Realizing that cost-cutting alone will not rev up the company’s growth, Sharper Image is also concentrating on product development. Merchandising has long been the marketer’s strong suit: Its runaway success with the motorized Razor Scooter in 2000 prompted a slew of knockoffs. Sharper Image plans to introduce products to complement MP3 music systems such as the Apple iPod — a brand that some say gave Sharper Image fierce competition during last year’s holiday season.

More than a streamlining of its internal and marketing costs, the company’s long-term success hinges on the development of new product, says Coy Clement, president of East Greenwich, RI-based consultancy ClementDirect: “It is hard to maintain steady sales growth when one or two ‘home run’ products represent a high percentage of sales.”

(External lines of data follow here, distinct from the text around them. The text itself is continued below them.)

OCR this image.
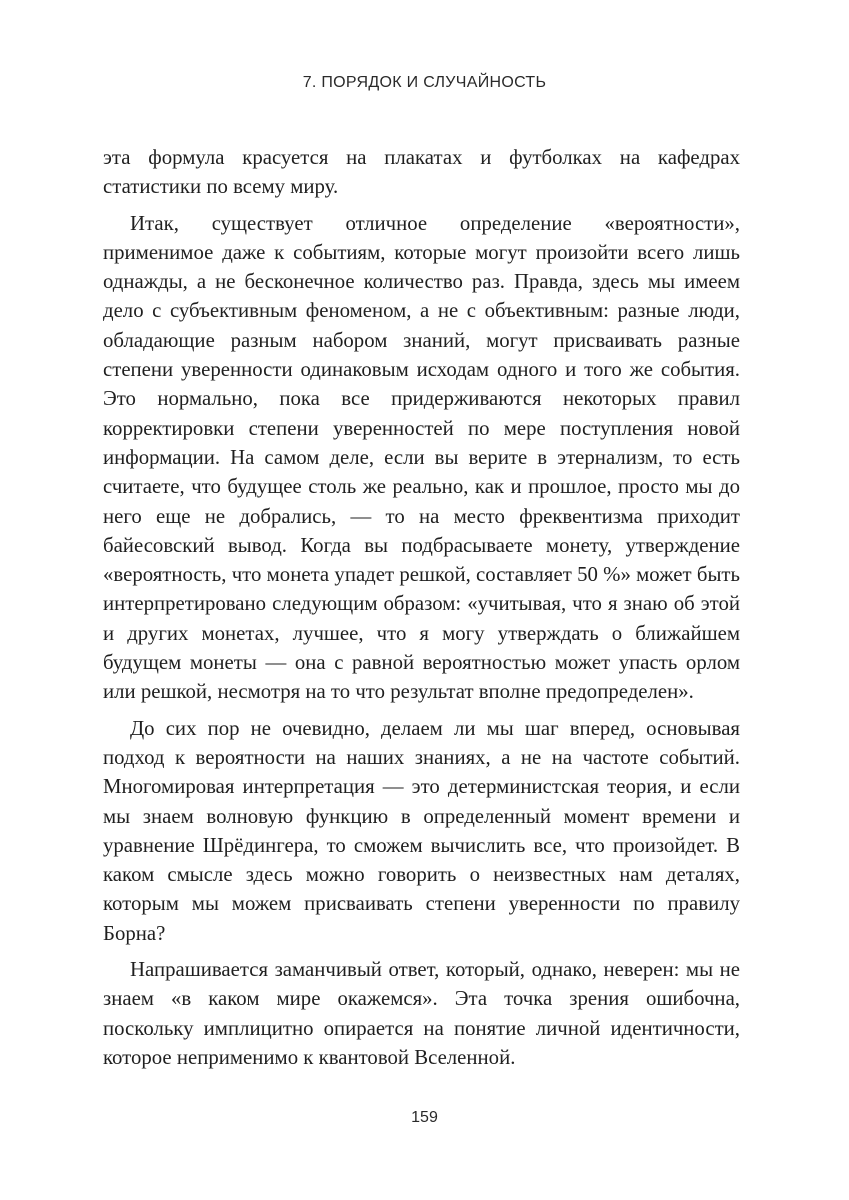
7. ПОРЯДОК И СЛУЧАЙНОСТЬ

эта формула красуется на плакатах и футболках на кафедрах статистики по всему миру.

Итак, существует отличное определение «вероятности», применимое даже к событиям, которые могут произойти всего лишь однажды, а не бесконечное количество раз. Правда, здесь мы имеем дело с субъективным феноменом, а не с объективным: разные люди, обладающие разным набором знаний, могут присваивать разные степени уверенности одинаковым исходам одного и того же события. Это нормально, пока все придерживаются некоторых правил корректировки степени уверенностей по мере поступления новой информации. На самом деле, если вы верите в этернализм, то есть считаете, что будущее столь же реально, как и прошлое, просто мы до него еще не добрались, — то на место фреквентизма приходит байесовский вывод. Когда вы подбрасываете монету, утверждение «вероятность, что монета упадет решкой, составляет 50 %» может быть интерпретировано следующим образом: «учитывая, что я знаю об этой и других монетах, лучшее, что я могу утверждать о ближайшем будущем монеты — она с равной вероятностью может упасть орлом или решкой, несмотря на то что результат вполне предопределен».

До сих пор не очевидно, делаем ли мы шаг вперед, основывая подход к вероятности на наших знаниях, а не на частоте событий. Многомировая интерпретация — это детерминистская теория, и если мы знаем волновую функцию в определенный момент времени и уравнение Шрёдингера, то сможем вычислить все, что произойдет. В каком смысле здесь можно говорить о неизвестных нам деталях, которым мы можем присваивать степени уверенности по правилу Борна?

Напрашивается заманчивый ответ, который, однако, неверен: мы не знаем «в каком мире окажемся». Эта точка зрения ошибочна, поскольку имплицитно опирается на понятие личной идентичности, которое неприменимо к квантовой Вселенной.

159
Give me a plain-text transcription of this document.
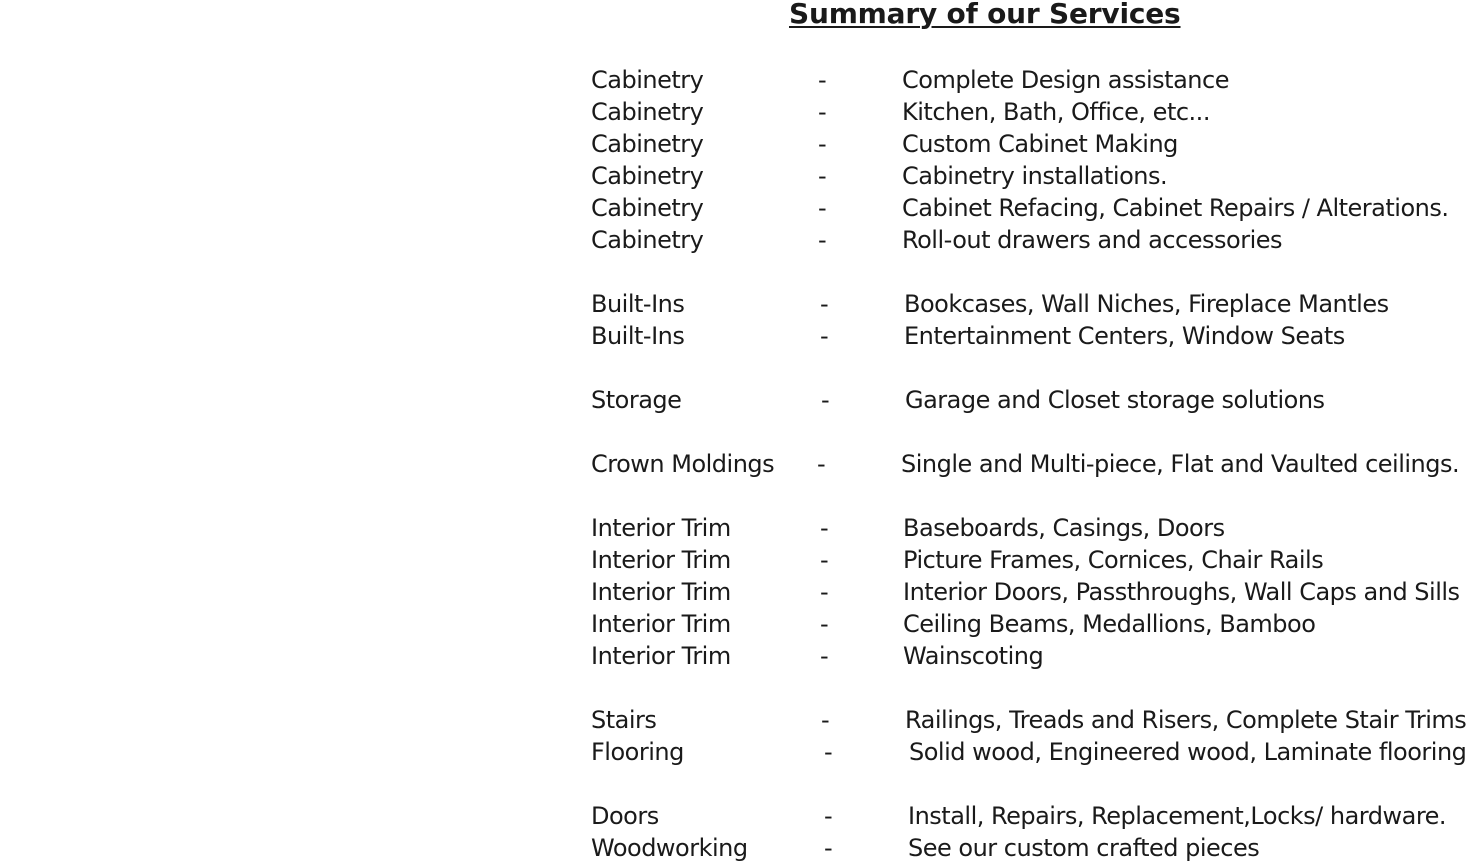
Summary of our Services
Cabinetry	-	Complete Design assistance
Cabinetry	-	Kitchen, Bath, Office, etc...
Cabinetry	-	Custom Cabinet Making
Cabinetry	-	Cabinetry installations.
Cabinetry	-	Cabinet Refacing, Cabinet Repairs / Alterations.
Cabinetry	-	Roll-out drawers and accessories
Built-Ins	-	Bookcases, Wall Niches, Fireplace Mantles
Built-Ins	-	Entertainment Centers, Window Seats
Storage	-	Garage and Closet storage solutions
Crown Moldings -	Single and Multi-piece, Flat and Vaulted ceilings.
Interior Trim	-	Baseboards, Casings, Doors
Interior Trim	-	Picture Frames, Cornices, Chair Rails
Interior Trim	-	Interior Doors, Passthroughs, Wall Caps and Sills
Interior Trim	-	Ceiling Beams, Medallions, Bamboo
Interior Trim	-	Wainscoting
Stairs	-	Railings, Treads and Risers, Complete Stair Trims
Flooring	-	Solid wood, Engineered wood, Laminate flooring
Doors	-	Install, Repairs, Replacement,Locks/ hardware.
Woodworking	-	See our custom crafted pieces
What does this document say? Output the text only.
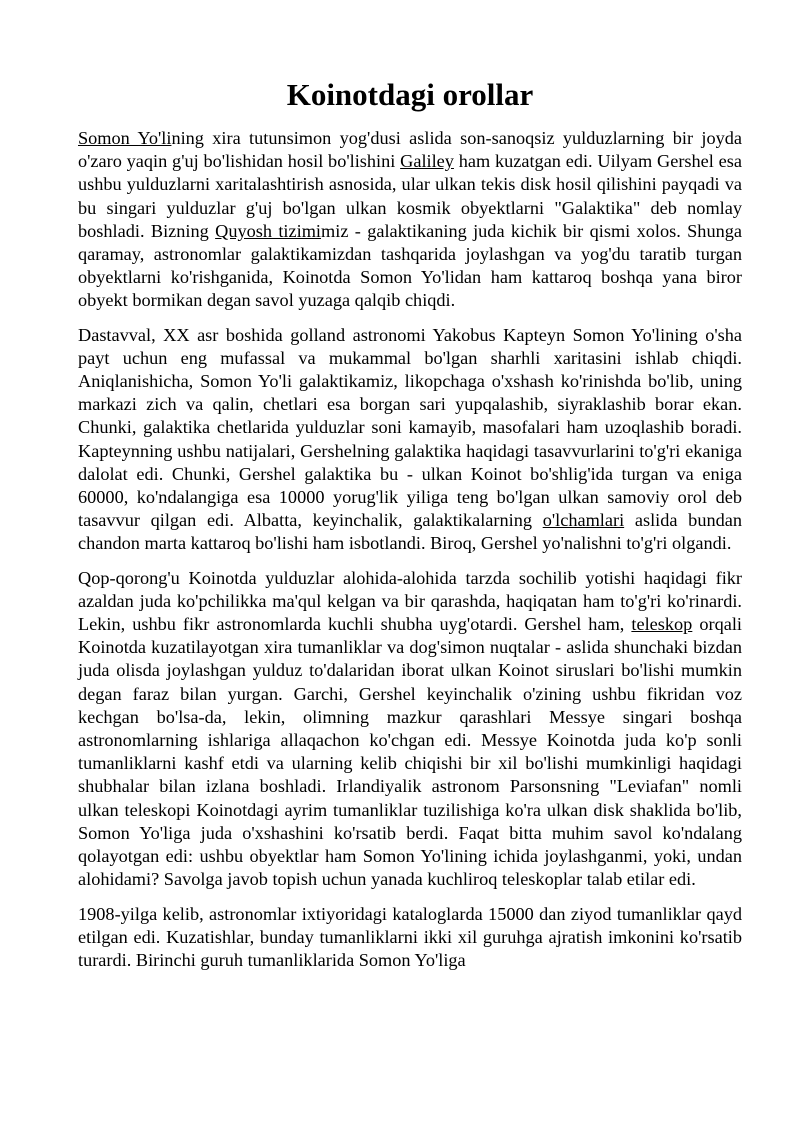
Koinotdagi orollar

Somon Yo'lining xira tutunsimon yog'dusi aslida son-sanoqsiz yulduzlarning bir joyda o'zaro yaqin g'uj bo'lishidan hosil bo'lishini Galiley ham kuzatgan edi. Uilyam Gershel esa ushbu yulduzlarni xaritalashtirish asnosida, ular ulkan tekis disk hosil qilishini payqadi va bu singari yulduzlar g'uj bo'lgan ulkan kosmik obyektlarni "Galaktika" deb nomlay boshladi. Bizning Quyosh tizimimiz - galaktikaning juda kichik bir qismi xolos. Shunga qaramay, astronomlar galaktikamizdan tashqarida joylashgan va yog'du taratib turgan obyektlarni ko'rishganida, Koinotda Somon Yo'lidan ham kattaroq boshqa yana biror obyekt bormikan degan savol yuzaga qalqib chiqdi.

Dastavval, XX asr boshida golland astronomi Yakobus Kapteyn Somon Yo'lining o'sha payt uchun eng mufassal va mukammal bo'lgan sharhli xaritasini ishlab chiqdi. Aniqlanishicha, Somon Yo'li galaktikamiz, likopchaga o'xshash ko'rinishda bo'lib, uning markazi zich va qalin, chetlari esa borgan sari yupqalashib, siyraklashib borar ekan. Chunki, galaktika chetlarida yulduzlar soni kamayib, masofalari ham uzoqlashib boradi. Kapteynning ushbu natijalari, Gershelning galaktika haqidagi tasavvurlarini to'g'ri ekaniga dalolat edi. Chunki, Gershel galaktika bu - ulkan Koinot bo'shlig'ida turgan va eniga 60000, ko'ndalangiga esa 10000 yorug'lik yiliga teng bo'lgan ulkan samoviy orol deb tasavvur qilgan edi. Albatta, keyinchalik, galaktikalarning o'lchamlari aslida bundan chandon marta kattaroq bo'lishi ham isbotlandi. Biroq, Gershel yo'nalishni to'g'ri olgandi.

Qop-qorong'u Koinotda yulduzlar alohida-alohida tarzda sochilib yotishi haqidagi fikr azaldan juda ko'pchilikka ma'qul kelgan va bir qarashda, haqiqatan ham to'g'ri ko'rinardi. Lekin, ushbu fikr astronomlarda kuchli shubha uyg'otardi. Gershel ham, teleskop orqali Koinotda kuzatilayotgan xira tumanliklar va dog'simon nuqtalar - aslida shunchaki bizdan juda olisda joylashgan yulduz to'dalaridan iborat ulkan Koinot siruslari bo'lishi mumkin degan faraz bilan yurgan. Garchi, Gershel keyinchalik o'zining ushbu fikridan voz kechgan bo'lsa-da, lekin, olimning mazkur qarashlari Messye singari boshqa astronomlarning ishlariga allaqachon ko'chgan edi. Messye Koinotda juda ko'p sonli tumanliklarni kashf etdi va ularning kelib chiqishi bir xil bo'lishi mumkinligi haqidagi shubhalar bilan izlana boshladi. Irlandiyalik astronom Parsonsning "Leviafan" nomli ulkan teleskopi Koinotdagi ayrim tumanliklar tuzilishiga ko'ra ulkan disk shaklida bo'lib, Somon Yo'liga juda o'xshashini ko'rsatib berdi. Faqat bitta muhim savol ko'ndalang qolayotgan edi: ushbu obyektlar ham Somon Yo'lining ichida joylashganmi, yoki, undan alohidami? Savolga javob topish uchun yanada kuchliroq teleskoplar talab etilar edi.

1908-yilga kelib, astronomlar ixtiyoridagi kataloglarda 15000 dan ziyod tumanliklar qayd etilgan edi. Kuzatishlar, bunday tumanliklarni ikki xil guruhga ajratish imkonini ko'rsatib turardi. Birinchi guruh tumanliklarida Somon Yo'liga
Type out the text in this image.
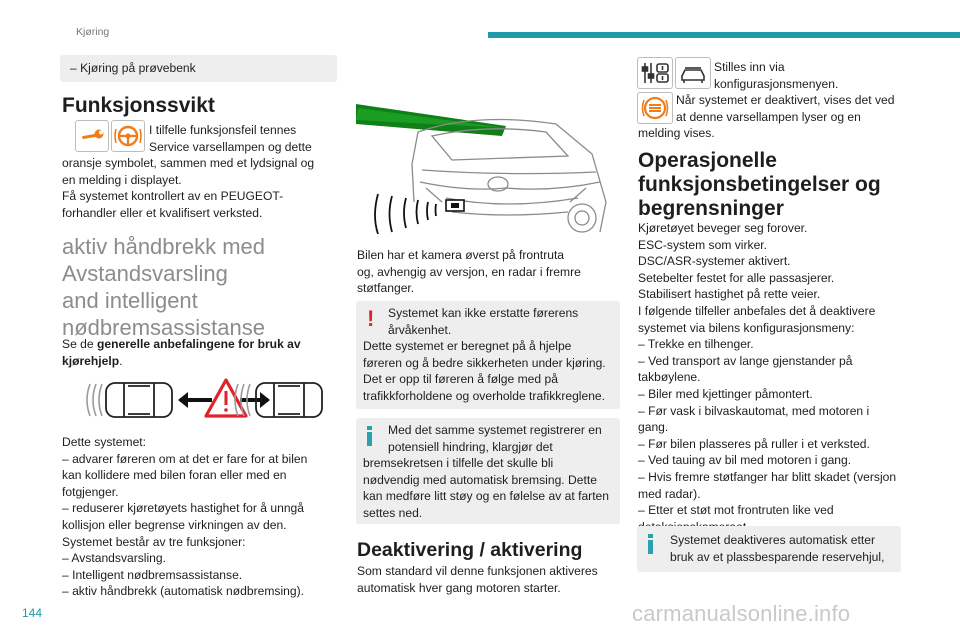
Kjøring
– Kjøring på prøvebenk
Funksjonssvikt
I tilfelle funksjonsfeil tennes
Service varsellampen og dette
oransje symbolet, sammen med et lydsignal og
en melding i displayet.
Få systemet kontrollert av en PEUGEOT-
forhandler eller et kvalifisert verksted.
aktiv håndbrekk med
Avstandsvarsling
and intelligent
nødbremsassistanse
Se de generelle anbefalingene for bruk av kjørehjelp.
Dette systemet:
– advarer føreren om at det er fare for at bilen
kan kollidere med bilen foran eller med en
fotgjenger.
– reduserer kjøretøyets hastighet for å unngå
kollisjon eller begrense virkningen av den.
Systemet består av tre funksjoner:
– Avstandsvarsling.
– Intelligent nødbremsassistanse.
– aktiv håndbrekk (automatisk nødbremsing).
Bilen har et kamera øverst på frontruta
og, avhengig av versjon, en radar i fremre
støtfanger.
! Systemet kan ikke erstatte førerens
årvåkenhet.
Dette systemet er beregnet på å hjelpe
føreren og å bedre sikkerheten under kjøring.
Det er opp til føreren å følge med på
trafikkforholdene og overholde trafikkreglene.
Med det samme systemet registrerer en
potensiell hindring, klargjør det
bremsekretsen i tilfelle det skulle bli
nødvendig med automatisk bremsing. Dette
kan medføre litt støy og en følelse av at farten
settes ned.
Deaktivering / aktivering
Som standard vil denne funksjonen aktiveres
automatisk hver gang motoren starter.
Stilles inn via
konfigurasjonsmenyen.
Når systemet er deaktivert, vises det ved
at denne varsellampen lyser og en
melding vises.
Operasjonelle
funksjonsbetingelser og
begrensninger
Kjøretøyet beveger seg forover.
ESC-system som virker.
DSC/ASR-systemer aktivert.
Setebelter festet for alle passasjerer.
Stabilisert hastighet på rette veier.
I følgende tilfeller anbefales det å deaktivere
systemet via bilens konfigurasjonsmeny:
– Trekke en tilhenger.
– Ved transport av lange gjenstander på
takbøylene.
– Biler med kjettinger påmontert.
– Før vask i bilvaskautomat, med motoren i
gang.
– Før bilen plasseres på ruller i et verksted.
– Ved tauing av bil med motoren i gang.
– Hvis fremre støtfanger har blitt skadet (versjon
med radar).
– Etter et støt mot frontruten like ved

Systemet deaktiveres automatisk etter
bruk av et plassbesparende reservehjul,
144	carmanualsonline.info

Sharper Image could use a hit in the entertainment electronics department, says Ozarslan Tangun, director of research at Dallas-based investment management/brokerage firm Southwest Securities. The marketer’s offerings in the stereo category were disappointing in the fourth quarter of 2004, he feels. But merchandise akin to the iM3 inMotion for iPod and iPod Mini, a portable stereo with a built-in port for the iPod, could be winners for the company.

Sharper Image also has high hopes for an item featured on its March catalog cover: the $169.95 Treat & Train, a remote-controlled system that automatically rewards food treats to dogs for good behavior. Rather than waiting for the fall/ holiday season, the company pushed to get the product in all its channels in time for the Father’s Day selling period, a strong holiday for the company.